BM: Well, they are made of sandstone and when the sandstone erodes, it just erodes into sand. Sand is almost inert; you know it’s not good for agriculture. So not only the tepuis themselves, which are difficult to climb, Amerindian people back thousands of years ago, would never have a reason to climb them. But then there’s the sand that makes the soil all around the bases of tepuis terribly nutrient impoverished, and it’s not good for agriculture. So even Amerindians had not really settled this area very much and it remains one of the Earth’s true remote, wonderful phantasmagorical, kind of Shangri-la-like wild places that I hope gets conserved better than it presently is.
NB: What was going through your mind when you were delivered the news, we can’t move forward with you (Bruce).
BM: I actually thought well, to heck with that when they’re not looking, I’m gonna climb that damn thing. Almost did. But to be honest with you, I mean, all I had to do was one more day worth of climbing up. But I knew dangerous it was, and I’d already slipped and fallen a whole bunch of times, so I understood that I was putting the whole expedition at risk.

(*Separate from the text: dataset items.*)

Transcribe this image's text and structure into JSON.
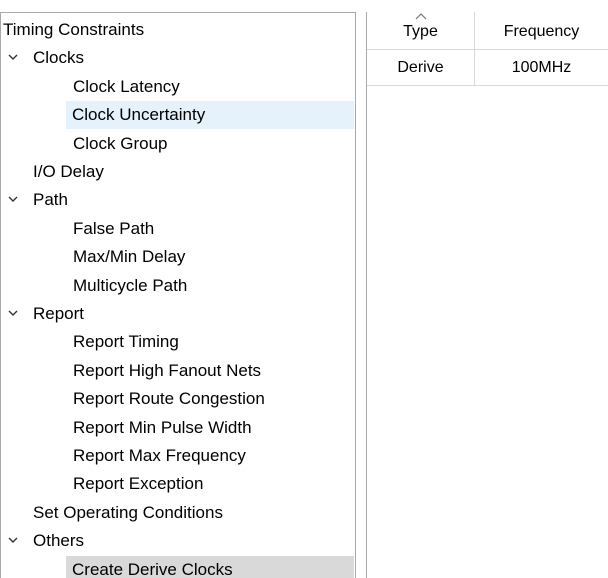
{
  "tree": {
    "root_label": "Timing Constraints",
    "items": [
      {
        "label": "Clocks",
        "level": 1,
        "expanded": true
      },
      {
        "label": "Clock Latency",
        "level": 2
      },
      {
        "label": "Clock Uncertainty",
        "level": 2,
        "selected": true
      },
      {
        "label": "Clock Group",
        "level": 2
      },
      {
        "label": "I/O Delay",
        "level": 1
      },
      {
        "label": "Path",
        "level": 1,
        "expanded": true
      },
      {
        "label": "False Path",
        "level": 2
      },
      {
        "label": "Max/Min Delay",
        "level": 2
      },
      {
        "label": "Multicycle Path",
        "level": 2
      },
      {
        "label": "Report",
        "level": 1,
        "expanded": true
      },
      {
        "label": "Report Timing",
        "level": 2
      },
      {
        "label": "Report High Fanout Nets",
        "level": 2
      },
      {
        "label": "Report Route Congestion",
        "level": 2
      },
      {
        "label": "Report Min Pulse Width",
        "level": 2
      },
      {
        "label": "Report Max Frequency",
        "level": 2
      },
      {
        "label": "Report Exception",
        "level": 2
      },
      {
        "label": "Set Operating Conditions",
        "level": 1
      },
      {
        "label": "Others",
        "level": 1,
        "expanded": true
      },
      {
        "label": "Create Derive Clocks",
        "level": 2,
        "highlighted": true
      }
    ]
  },
  "table": {
    "columns": [
      {
        "label": "Type",
        "sort_icon": "sort-up-icon"
      },
      {
        "label": "Frequency"
      }
    ],
    "rows": [
      [
        "Derive",
        "100MHz"
      ]
    ]
  },
  "colors": {
    "selected_row": "#e5f1fb",
    "highlighted_row": "#d9d9d9",
    "border": "#a9a9a9"
  }
}
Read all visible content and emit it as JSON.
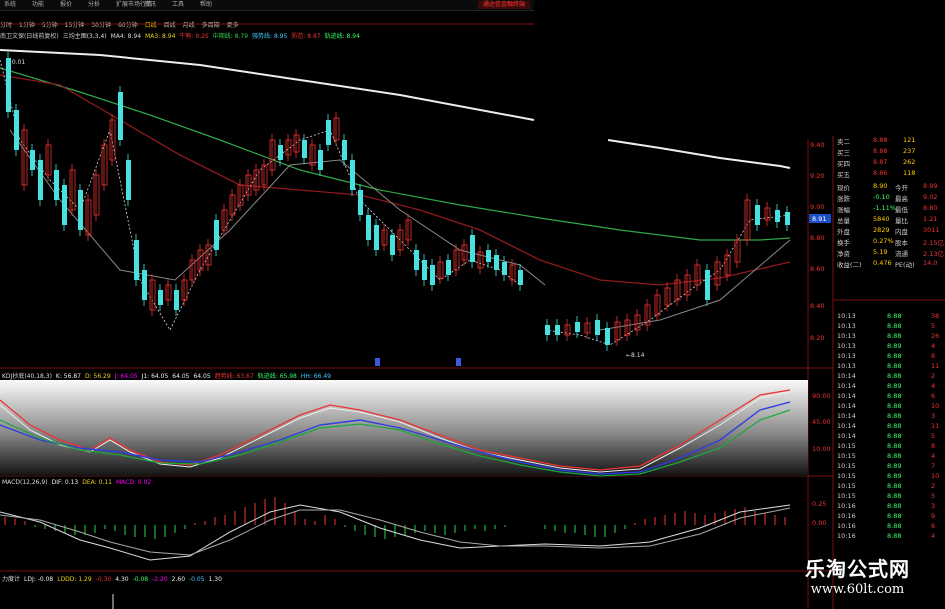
{
  "menu": [
    "系统",
    "功能",
    "报价",
    "分析",
    "扩展市场行情",
    "资讯",
    "工具",
    "帮助"
  ],
  "broker_logo": "通达信金融终端",
  "timeframes": [
    "分时",
    "1分钟",
    "5分钟",
    "15分钟",
    "30分钟",
    "60分钟",
    "日线",
    "周线",
    "月线",
    "多周期",
    "更多"
  ],
  "active_timeframe_index": 6,
  "stock": {
    "name": "南卫文保(日线前复权)",
    "main_indicator": "三均主图(3,3,4)",
    "ma_values": [
      {
        "label": "MA4:",
        "value": "8.94",
        "color": "#dddddd"
      },
      {
        "label": "MA3:",
        "value": "8.94",
        "color": "#f2d21b"
      },
      {
        "label": "牛熊:",
        "value": "9.25",
        "color": "#e33"
      },
      {
        "label": "中期线:",
        "value": "8.79",
        "color": "#2fd14c"
      },
      {
        "label": "强势线:",
        "value": "8.95",
        "color": "#3ec8ff"
      },
      {
        "label": "防范:",
        "value": "8.87",
        "color": "#e33"
      },
      {
        "label": "轨迹线:",
        "value": "8.94",
        "color": "#3f6"
      }
    ]
  },
  "price_labels": {
    "high": "10.01",
    "low": "8.14",
    "current_tag": "8.91"
  },
  "price_axis": [
    "9.40",
    "9.20",
    "9.00",
    "8.80",
    "8.60",
    "8.40",
    "8.20"
  ],
  "kdj": {
    "title": "KDJ抄底(40,18,3)",
    "values": [
      {
        "label": "K:",
        "value": "56.87",
        "color": "#eee"
      },
      {
        "label": "D:",
        "value": "56.29",
        "color": "#f2d21b"
      },
      {
        "label": "J:",
        "value": "64.05",
        "color": "#f0f"
      },
      {
        "label": "J1:",
        "value": "64.05",
        "color": "#eee"
      },
      {
        "label": "",
        "value": "64.05",
        "color": "#eee"
      },
      {
        "label": "",
        "value": "64.05",
        "color": "#eee"
      },
      {
        "label": "趋势线:",
        "value": "63.67",
        "color": "#e33"
      },
      {
        "label": "轨迹线:",
        "value": "65.98",
        "color": "#3f6"
      },
      {
        "label": "HH:",
        "value": "66.49",
        "color": "#3ec8ff"
      }
    ],
    "axis": [
      "90.00",
      "45.00",
      "10.00"
    ]
  },
  "macd": {
    "title": "MACD(12,26,9)",
    "values": [
      {
        "label": "DIF:",
        "value": "0.13",
        "color": "#eee"
      },
      {
        "label": "DEA:",
        "value": "0.11",
        "color": "#f2d21b"
      },
      {
        "label": "MACD:",
        "value": "0.02",
        "color": "#f0f"
      }
    ],
    "axis": [
      "0.25",
      "0.00"
    ]
  },
  "ldj": {
    "title": "力度计",
    "values": [
      {
        "label": "LDJ:",
        "value": "-0.08",
        "color": "#eee"
      },
      {
        "label": "LDDD:",
        "value": "1.29",
        "color": "#f2d21b"
      },
      {
        "label": "",
        "value": "-0.30",
        "color": "#e33"
      },
      {
        "label": "",
        "value": "4.30",
        "color": "#eee"
      },
      {
        "label": "",
        "value": "-0.08",
        "color": "#3f6"
      },
      {
        "label": "",
        "value": "-2.20",
        "color": "#f0f"
      },
      {
        "label": "",
        "value": "2.60",
        "color": "#eee"
      },
      {
        "label": "",
        "value": "-0.05",
        "color": "#3ec8ff"
      },
      {
        "label": "",
        "value": "1.30",
        "color": "#eee"
      }
    ]
  },
  "quote_top": [
    {
      "label": "卖二",
      "price": "8.88",
      "vol": "121"
    },
    {
      "label": "买三",
      "price": "8.88",
      "vol": "237"
    },
    {
      "label": "买四",
      "price": "8.87",
      "vol": "262"
    },
    {
      "label": "买五",
      "price": "8.86",
      "vol": "118"
    }
  ],
  "quote_stats": [
    {
      "l1": "现价",
      "v1": "8.90",
      "l2": "今开",
      "v2": "8.99"
    },
    {
      "l1": "涨跌",
      "v1": "-0.10",
      "l2": "最高",
      "v2": "9.02"
    },
    {
      "l1": "涨幅",
      "v1": "-1.11%",
      "l2": "最低",
      "v2": "8.80"
    },
    {
      "l1": "总量",
      "v1": "5840",
      "l2": "量比",
      "v2": "1.21"
    },
    {
      "l1": "外盘",
      "v1": "2829",
      "l2": "内盘",
      "v2": "3011"
    },
    {
      "l1": "换手",
      "v1": "0.27%",
      "l2": "股本",
      "v2": "2.15亿"
    },
    {
      "l1": "净资",
      "v1": "5.19",
      "l2": "流通",
      "v2": "2.13亿"
    },
    {
      "l1": "收益(二)",
      "v1": "0.476",
      "l2": "PE(动)",
      "v2": "14.0"
    }
  ],
  "ticks": [
    {
      "t": "10:13",
      "p": "8.88",
      "v": "38"
    },
    {
      "t": "10:13",
      "p": "8.88",
      "v": "5"
    },
    {
      "t": "10:13",
      "p": "8.88",
      "v": "26"
    },
    {
      "t": "10:13",
      "p": "8.89",
      "v": "4"
    },
    {
      "t": "10:13",
      "p": "8.88",
      "v": "8"
    },
    {
      "t": "10:13",
      "p": "8.88",
      "v": "11"
    },
    {
      "t": "10:14",
      "p": "8.88",
      "v": "2"
    },
    {
      "t": "10:14",
      "p": "8.89",
      "v": "4"
    },
    {
      "t": "10:14",
      "p": "8.88",
      "v": "6"
    },
    {
      "t": "10:14",
      "p": "8.88",
      "v": "10"
    },
    {
      "t": "10:14",
      "p": "8.88",
      "v": "3"
    },
    {
      "t": "10:14",
      "p": "8.88",
      "v": "11"
    },
    {
      "t": "10:14",
      "p": "8.88",
      "v": "5"
    },
    {
      "t": "10:15",
      "p": "8.88",
      "v": "8"
    },
    {
      "t": "10:15",
      "p": "8.88",
      "v": "4"
    },
    {
      "t": "10:15",
      "p": "8.89",
      "v": "7"
    },
    {
      "t": "10:15",
      "p": "8.89",
      "v": "10"
    },
    {
      "t": "10:15",
      "p": "8.88",
      "v": "2"
    },
    {
      "t": "10:15",
      "p": "8.88",
      "v": "5"
    },
    {
      "t": "10:16",
      "p": "8.88",
      "v": "3"
    },
    {
      "t": "10:16",
      "p": "8.88",
      "v": "9"
    },
    {
      "t": "10:16",
      "p": "8.88",
      "v": "6"
    },
    {
      "t": "10:16",
      "p": "8.88",
      "v": "4"
    }
  ],
  "watermark": {
    "line1": "乐淘公式网",
    "line2": "www.60lt.com"
  }
}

Catch Explorer: The Last Tepui on Disney+ starting April 22, 2022.
About Bruce Means
Bruce Means’ research includes a wide variety of topics ranging from ecosystems of the southeastern U. S. to fire ecology, the natural history of South American tepuis, biogeography, conservation, endangered species, and the evolution and natural history of amphibians and reptiles.
About Mark Synnottt
Mark Synnott is a New York Times bestselling author, a pioneering big wall climber and one of the most prolific adventurers of his generation. His search for unclimbed and unexplored rock walls has taken him on more than 30 expeditions to places like Alaska, Baffin Island, Greenland, Iceland, Newfoundland, Patagonia, Guyana, Venezuela, Pakistan, Nepal, India, China, Tibet, Uzbekistan, Russia, Cameroon, Chad, Borneo, Oman and Pitcairn Island. Closer to home, Mark has climbed Yosemite’s El Capitan 24 times, including several one-day ascents.